XPDF Library

This is a library I extracted from xpdf sources. The version used was 4.03. It doesn't contain xpdf itself, but just a makefile which you can use to create a binary tar file. Usage: Running 'make test' will build pdftopng from xpdf sources with the new library.

When linking with the library, you need to provide some extra libs used by XPDF.

I could make this into a single-file project if I really wanted to. That would be fun. libpoppler does the same thing as this one, but it sucks much more. Specifically, it hides the whole xpdf part from the user and brings in GLIB/CAIRO/QT5. This causes unnecessary dependencies along with missing functionality.

An Example Project

This is a tool to extract table of contents from a PDF file. You can download the package here. Here, I'm going to present only the parts that are likely to be common to all programs using the library.

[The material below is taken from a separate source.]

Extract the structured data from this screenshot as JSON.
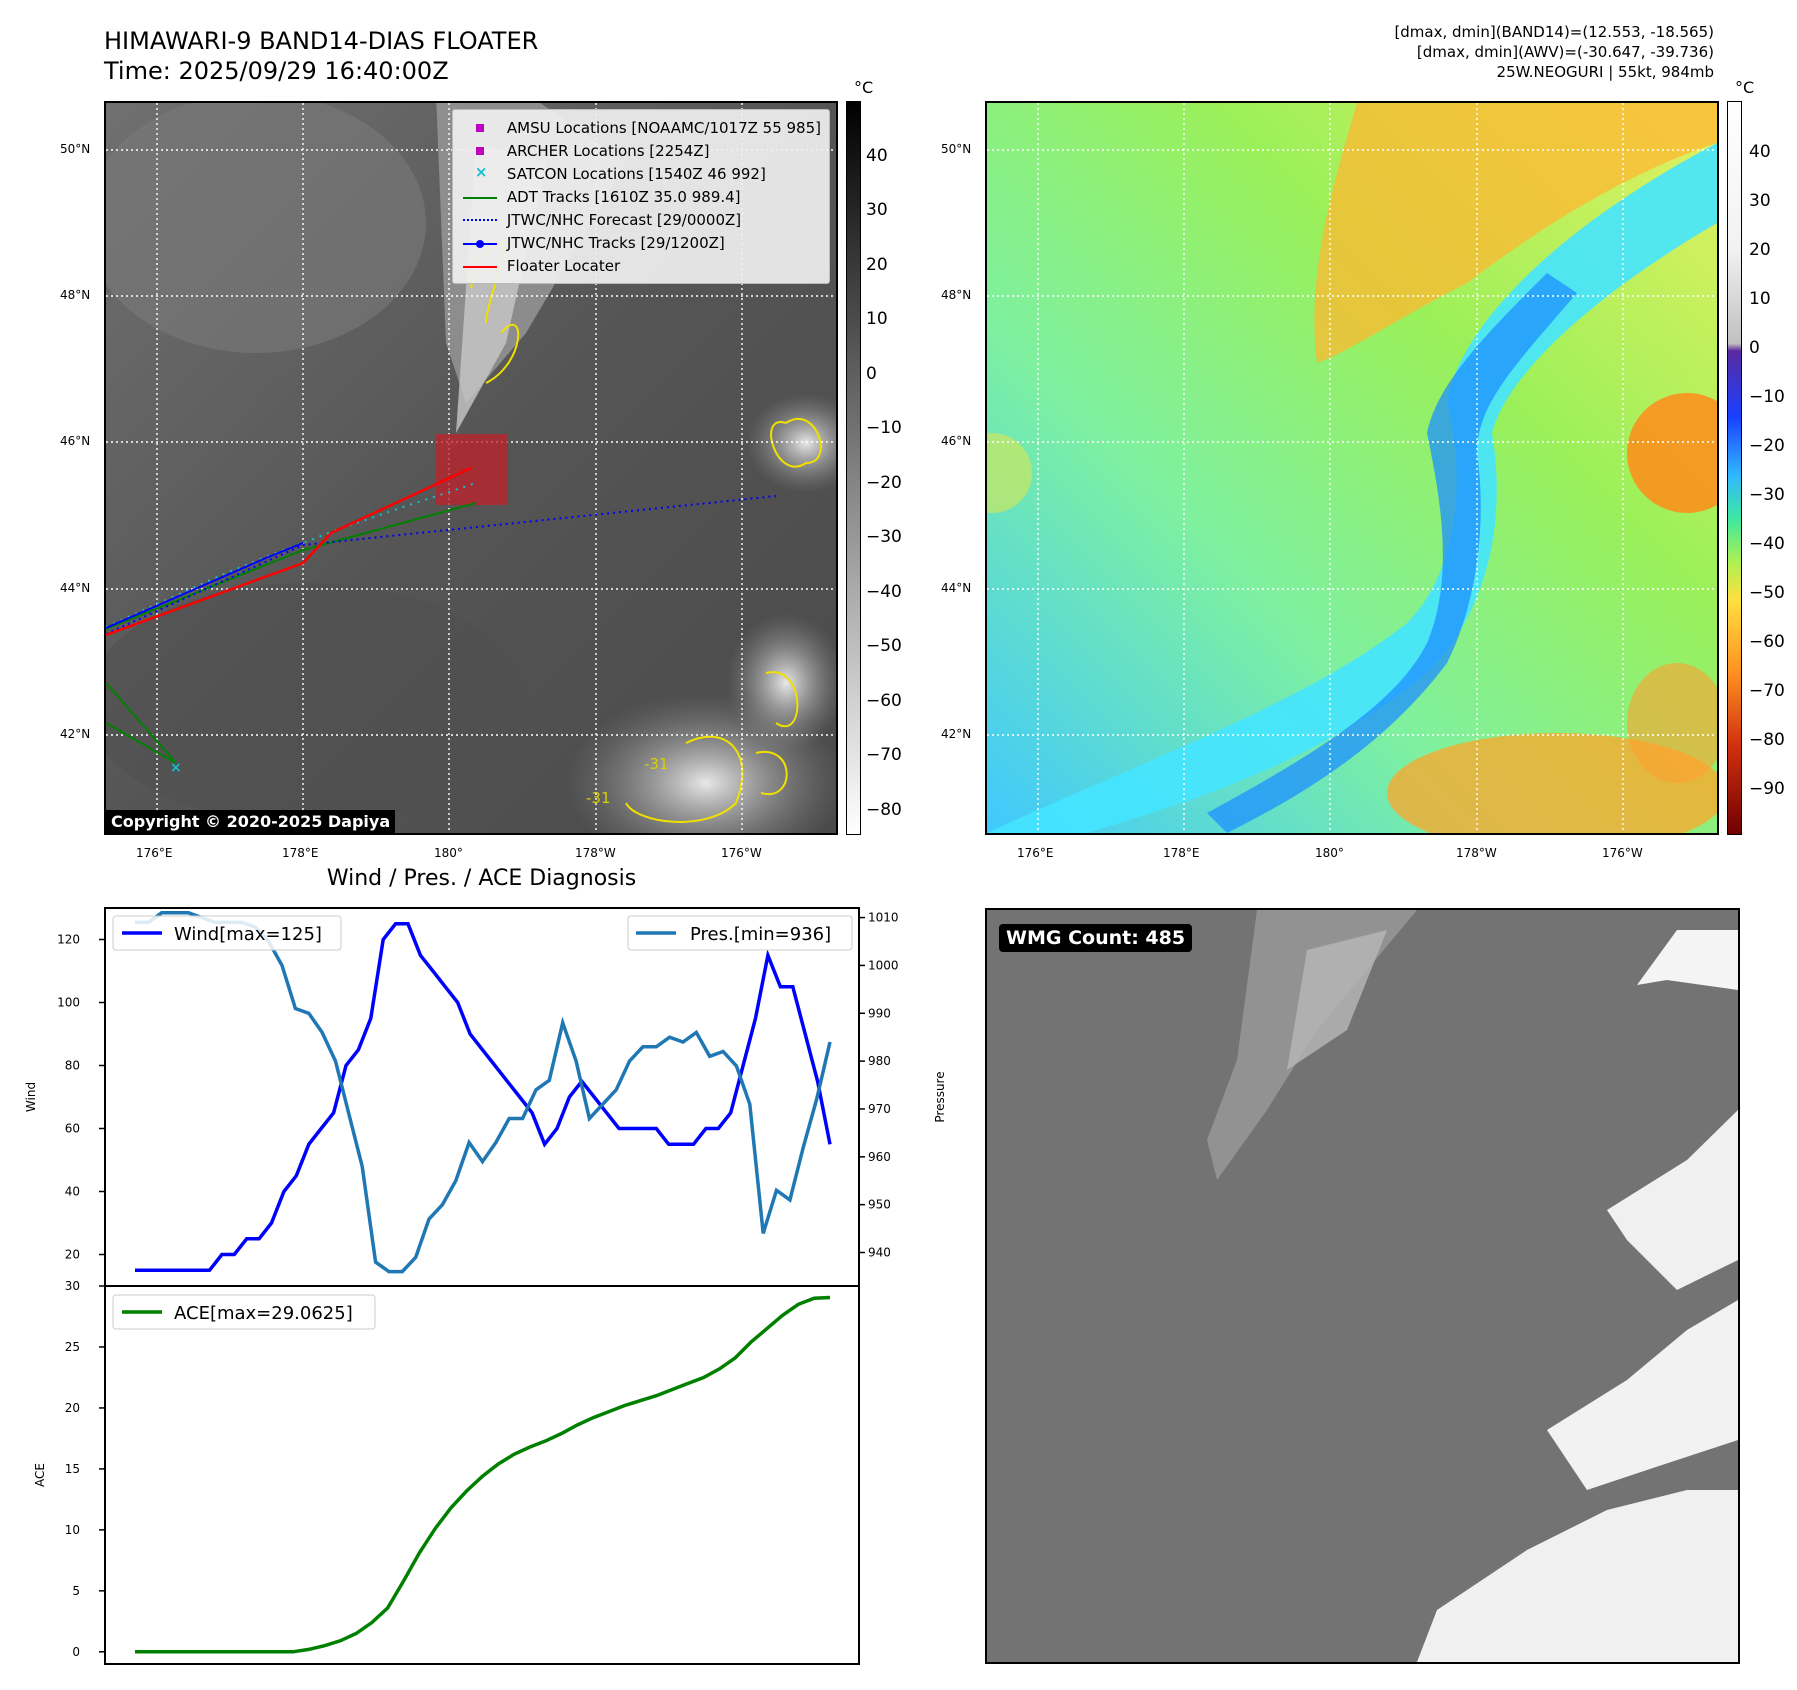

There is no global include file which contains everything. The following are the absolute minimum to include:

#include <parseargs.h>
#include <GList.h>
#include <GlobalParams.h>
#include <PDFDoc.h>
#include <config.h>
#include <TextString.h>
parseargs.h parses command line arguments. Since it's available, why not just use it? GlobalParams.h defines an extern variable called globalParams. This object must be initialized by the user. It controls parameters global to all PDF files used in this invocation of the library. This is initialized from .xpdfrc, but it could be overridden by a command line switch.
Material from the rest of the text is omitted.